Some remarkable headway in Monday’s Crop Progress and a favorable weather outlook offered resistance to rice futures this week. Traders may also be stepping aside ahead of next week’s May 12 WASDE. Note the initial 2022 balance sheets will include planted acres from the March 31 planting intentions, which still point to a bullish price outlook.
After making a new contract high at $17.51 ½ last Friday (April 29), the September contract turned lower this week. Trading finished Thursday at $17.11 ½ , off the session low of $16.90. New crop bids at east Arkansas mills on Thursday were $7.56 to $7.61/bu. for fall delivery. Bids for first quarter 2023 delivery were $7.70/bu.

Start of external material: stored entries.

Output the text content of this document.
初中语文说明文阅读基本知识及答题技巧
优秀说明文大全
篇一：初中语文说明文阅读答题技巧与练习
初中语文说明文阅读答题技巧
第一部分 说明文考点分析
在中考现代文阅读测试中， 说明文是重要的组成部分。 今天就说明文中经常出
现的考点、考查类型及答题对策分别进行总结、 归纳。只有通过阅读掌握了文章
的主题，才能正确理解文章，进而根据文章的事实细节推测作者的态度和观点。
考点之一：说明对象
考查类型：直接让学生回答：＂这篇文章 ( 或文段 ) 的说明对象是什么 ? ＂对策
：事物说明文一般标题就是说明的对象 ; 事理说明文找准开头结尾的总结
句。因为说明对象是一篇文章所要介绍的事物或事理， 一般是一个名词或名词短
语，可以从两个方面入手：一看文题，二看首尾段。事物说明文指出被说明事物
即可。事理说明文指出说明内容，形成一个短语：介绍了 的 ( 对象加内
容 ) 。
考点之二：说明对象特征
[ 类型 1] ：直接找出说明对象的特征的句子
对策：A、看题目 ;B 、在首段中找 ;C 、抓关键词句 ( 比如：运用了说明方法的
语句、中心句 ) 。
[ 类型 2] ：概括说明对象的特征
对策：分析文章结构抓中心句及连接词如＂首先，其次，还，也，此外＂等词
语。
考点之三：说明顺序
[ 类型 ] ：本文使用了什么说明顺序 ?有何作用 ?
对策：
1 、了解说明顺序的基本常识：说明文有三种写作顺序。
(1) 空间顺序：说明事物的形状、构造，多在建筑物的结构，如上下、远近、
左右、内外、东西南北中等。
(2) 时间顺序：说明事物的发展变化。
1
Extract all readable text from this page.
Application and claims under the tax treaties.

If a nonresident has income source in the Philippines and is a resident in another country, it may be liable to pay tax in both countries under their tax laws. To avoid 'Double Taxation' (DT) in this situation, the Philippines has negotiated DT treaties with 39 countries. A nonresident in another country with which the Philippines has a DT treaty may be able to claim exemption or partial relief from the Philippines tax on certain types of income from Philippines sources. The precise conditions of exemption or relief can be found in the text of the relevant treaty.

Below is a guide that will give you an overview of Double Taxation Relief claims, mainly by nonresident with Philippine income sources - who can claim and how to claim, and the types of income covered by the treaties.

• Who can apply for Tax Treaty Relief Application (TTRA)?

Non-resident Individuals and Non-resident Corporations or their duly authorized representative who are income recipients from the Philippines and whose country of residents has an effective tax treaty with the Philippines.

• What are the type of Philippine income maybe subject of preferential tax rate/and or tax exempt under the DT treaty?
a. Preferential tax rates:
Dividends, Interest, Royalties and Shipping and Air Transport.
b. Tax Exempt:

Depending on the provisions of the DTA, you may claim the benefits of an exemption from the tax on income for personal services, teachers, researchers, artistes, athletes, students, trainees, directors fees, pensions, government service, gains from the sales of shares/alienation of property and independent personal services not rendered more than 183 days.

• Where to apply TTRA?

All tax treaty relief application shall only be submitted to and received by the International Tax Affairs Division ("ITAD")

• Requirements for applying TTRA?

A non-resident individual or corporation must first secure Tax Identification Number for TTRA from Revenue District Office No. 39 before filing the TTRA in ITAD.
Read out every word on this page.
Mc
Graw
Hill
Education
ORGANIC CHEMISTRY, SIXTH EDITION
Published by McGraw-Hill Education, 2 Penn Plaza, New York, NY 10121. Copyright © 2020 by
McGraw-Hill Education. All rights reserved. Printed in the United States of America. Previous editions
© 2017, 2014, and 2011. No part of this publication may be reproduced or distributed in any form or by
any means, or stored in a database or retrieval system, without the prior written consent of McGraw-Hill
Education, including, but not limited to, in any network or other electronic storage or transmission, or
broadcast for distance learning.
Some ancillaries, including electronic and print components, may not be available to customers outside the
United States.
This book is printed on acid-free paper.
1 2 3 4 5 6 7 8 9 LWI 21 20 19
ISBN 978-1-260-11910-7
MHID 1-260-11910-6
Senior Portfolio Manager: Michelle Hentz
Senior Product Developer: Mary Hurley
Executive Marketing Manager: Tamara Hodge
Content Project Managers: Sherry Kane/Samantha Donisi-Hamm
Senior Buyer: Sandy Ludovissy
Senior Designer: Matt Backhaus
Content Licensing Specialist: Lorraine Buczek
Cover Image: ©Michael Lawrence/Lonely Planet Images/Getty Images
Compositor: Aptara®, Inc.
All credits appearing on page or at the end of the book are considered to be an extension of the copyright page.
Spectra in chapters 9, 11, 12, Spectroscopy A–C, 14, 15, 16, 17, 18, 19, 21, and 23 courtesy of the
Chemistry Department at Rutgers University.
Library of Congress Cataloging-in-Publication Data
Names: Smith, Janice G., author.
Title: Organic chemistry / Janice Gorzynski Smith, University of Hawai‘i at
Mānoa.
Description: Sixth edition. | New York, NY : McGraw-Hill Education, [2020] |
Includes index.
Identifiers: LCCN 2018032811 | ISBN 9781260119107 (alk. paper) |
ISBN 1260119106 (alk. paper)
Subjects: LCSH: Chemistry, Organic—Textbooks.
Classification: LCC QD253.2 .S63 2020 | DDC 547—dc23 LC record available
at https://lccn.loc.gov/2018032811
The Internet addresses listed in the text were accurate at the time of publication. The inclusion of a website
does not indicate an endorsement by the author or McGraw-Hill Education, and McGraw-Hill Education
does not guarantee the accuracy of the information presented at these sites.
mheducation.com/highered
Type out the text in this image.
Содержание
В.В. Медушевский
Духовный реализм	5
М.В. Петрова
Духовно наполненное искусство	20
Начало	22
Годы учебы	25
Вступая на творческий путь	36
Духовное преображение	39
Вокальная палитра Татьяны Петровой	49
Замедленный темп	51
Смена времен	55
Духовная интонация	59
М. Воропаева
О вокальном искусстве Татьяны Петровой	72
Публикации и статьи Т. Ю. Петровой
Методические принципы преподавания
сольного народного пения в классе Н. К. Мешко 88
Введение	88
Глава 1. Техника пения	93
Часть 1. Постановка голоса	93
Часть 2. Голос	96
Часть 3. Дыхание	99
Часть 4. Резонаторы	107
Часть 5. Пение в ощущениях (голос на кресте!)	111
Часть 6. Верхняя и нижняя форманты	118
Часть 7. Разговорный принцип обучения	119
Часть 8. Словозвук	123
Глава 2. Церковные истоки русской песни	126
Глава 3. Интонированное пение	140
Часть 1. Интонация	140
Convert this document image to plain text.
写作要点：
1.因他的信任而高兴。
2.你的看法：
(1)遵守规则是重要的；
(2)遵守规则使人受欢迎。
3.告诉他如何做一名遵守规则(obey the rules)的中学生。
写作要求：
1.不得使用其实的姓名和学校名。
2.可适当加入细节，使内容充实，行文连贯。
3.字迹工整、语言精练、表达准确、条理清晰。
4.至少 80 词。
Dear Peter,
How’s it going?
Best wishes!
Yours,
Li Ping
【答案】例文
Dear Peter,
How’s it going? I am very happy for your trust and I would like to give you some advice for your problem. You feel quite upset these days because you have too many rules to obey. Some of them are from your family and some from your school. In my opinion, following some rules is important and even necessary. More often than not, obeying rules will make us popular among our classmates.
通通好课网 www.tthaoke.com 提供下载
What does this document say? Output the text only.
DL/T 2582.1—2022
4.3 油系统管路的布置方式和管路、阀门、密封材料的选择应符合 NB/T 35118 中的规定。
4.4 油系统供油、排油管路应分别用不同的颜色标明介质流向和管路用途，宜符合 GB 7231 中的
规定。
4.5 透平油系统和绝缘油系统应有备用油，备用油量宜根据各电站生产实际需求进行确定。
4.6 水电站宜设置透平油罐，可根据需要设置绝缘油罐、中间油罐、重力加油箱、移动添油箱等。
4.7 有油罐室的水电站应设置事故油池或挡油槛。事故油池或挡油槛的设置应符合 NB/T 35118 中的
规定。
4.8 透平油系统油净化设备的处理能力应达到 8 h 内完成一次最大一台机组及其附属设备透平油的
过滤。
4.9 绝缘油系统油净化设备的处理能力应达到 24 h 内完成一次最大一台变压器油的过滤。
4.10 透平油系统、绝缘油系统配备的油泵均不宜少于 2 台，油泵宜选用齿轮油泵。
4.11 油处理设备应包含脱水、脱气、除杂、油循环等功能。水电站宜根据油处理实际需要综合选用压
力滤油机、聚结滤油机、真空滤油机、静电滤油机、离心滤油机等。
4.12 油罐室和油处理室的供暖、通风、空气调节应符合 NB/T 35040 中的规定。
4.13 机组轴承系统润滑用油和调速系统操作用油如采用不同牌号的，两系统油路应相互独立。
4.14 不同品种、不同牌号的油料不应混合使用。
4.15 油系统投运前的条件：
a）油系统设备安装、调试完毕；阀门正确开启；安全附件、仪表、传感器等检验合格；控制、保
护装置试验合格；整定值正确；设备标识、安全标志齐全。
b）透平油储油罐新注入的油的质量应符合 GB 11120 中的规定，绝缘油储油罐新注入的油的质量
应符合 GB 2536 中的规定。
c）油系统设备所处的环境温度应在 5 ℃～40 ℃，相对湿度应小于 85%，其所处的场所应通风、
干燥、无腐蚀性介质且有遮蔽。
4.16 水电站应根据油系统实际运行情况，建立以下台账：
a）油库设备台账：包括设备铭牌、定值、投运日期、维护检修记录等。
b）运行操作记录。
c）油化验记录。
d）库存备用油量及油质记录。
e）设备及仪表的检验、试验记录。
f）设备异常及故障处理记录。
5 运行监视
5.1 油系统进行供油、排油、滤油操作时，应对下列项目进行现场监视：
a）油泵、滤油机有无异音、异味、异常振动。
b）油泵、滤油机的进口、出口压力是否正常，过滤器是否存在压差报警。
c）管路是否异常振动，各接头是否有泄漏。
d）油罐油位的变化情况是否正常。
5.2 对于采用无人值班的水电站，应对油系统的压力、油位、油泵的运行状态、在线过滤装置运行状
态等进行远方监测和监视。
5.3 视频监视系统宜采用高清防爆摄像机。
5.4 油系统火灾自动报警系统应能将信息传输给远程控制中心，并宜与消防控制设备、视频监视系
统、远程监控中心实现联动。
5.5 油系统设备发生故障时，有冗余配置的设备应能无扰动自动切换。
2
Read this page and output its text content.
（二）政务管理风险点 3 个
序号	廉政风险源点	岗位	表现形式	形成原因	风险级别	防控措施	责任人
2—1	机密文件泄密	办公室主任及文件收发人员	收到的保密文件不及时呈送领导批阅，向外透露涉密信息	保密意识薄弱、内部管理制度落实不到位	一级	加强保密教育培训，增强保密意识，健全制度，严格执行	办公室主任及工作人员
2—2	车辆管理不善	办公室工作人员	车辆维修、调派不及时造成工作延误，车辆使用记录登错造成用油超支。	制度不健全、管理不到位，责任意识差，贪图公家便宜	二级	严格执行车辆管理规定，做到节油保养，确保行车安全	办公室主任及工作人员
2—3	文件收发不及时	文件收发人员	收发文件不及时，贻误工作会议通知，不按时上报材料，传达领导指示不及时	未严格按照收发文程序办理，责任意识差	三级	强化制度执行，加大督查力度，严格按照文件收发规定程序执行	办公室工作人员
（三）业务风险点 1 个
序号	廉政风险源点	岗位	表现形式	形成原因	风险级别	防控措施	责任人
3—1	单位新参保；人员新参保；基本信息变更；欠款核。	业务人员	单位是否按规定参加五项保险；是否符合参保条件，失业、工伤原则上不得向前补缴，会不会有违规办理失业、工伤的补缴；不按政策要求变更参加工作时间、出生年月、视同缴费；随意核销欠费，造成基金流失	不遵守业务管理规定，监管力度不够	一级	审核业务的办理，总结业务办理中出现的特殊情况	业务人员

Last Friday’s trading had taken the September contract well into “overbought” territory (RSI: 80). Trading this week could be considered a technical correction. The daily and weekly charts remain in an up-trending channel. If the weather outlook holds, significant planting progress in the Midsouth will pressure the market next week.
The findings in next Thursday’s WASDE will have longer term influence over price direction.
Monday’s USDA Crop Progress had U.S. rice acreage at 45 percent planted as of May 1, up from 26 percent the prior week. Arkansas and Mississippi made significant headway in the later part of last week. Both states covered 26 percent of expected acres in a narrow 3 – 3 ½ day window. The outlook for the upcoming week is favorable and should allow Midsouth planting to catch up to (if not surpass) historical averages.
Table 2. U.S. Rice Planting Progress, 2022.
May 1, 2022
Highlights from CF Industries quarterly earnings release:
- CF estimates 2022 U.S. corn plantings will be 91 to 93 million acres compared with USDA’s estimate of 89.5 million acres.
- Fertilizer trade flows to Brazil will be among the most affected by Russian export problems.
- expects some exports of urea from China to restart in the second half of 2022.
- expects Russian fertilizer producers to continue to export, but at reduced rates.
Highlights from Corteva Inc.’s earnings release:
- expects more than 70% of Ukraine’s spring crop will be planted.
- currently doesn’t see any switching between U.S. corn and soy plantings.
- Brazil is seeing strong incentives to plant more soybeans in fall ‘22.
Russian fertilizer cargoes sailing to Brazil averaged 81,000 metric tons a week in April, about 9% below 2022 average pre-war levels of 89,000 tons. In the four weeks following the Feb. 24 invasion of Ukraine, Russian cargoes averaged 146,000 tons a week, as the anticipation of sanctions likely encouraged earlier delivery of contracted shipments.
New inflow is expected to slow this week, with three, as opposed to last week’s 10, Russian vessels (about 75,000 tons of fertilizer) en route to Brazil. Securing enough fertilizer for the 22/23 crop is a top priority for Brazil.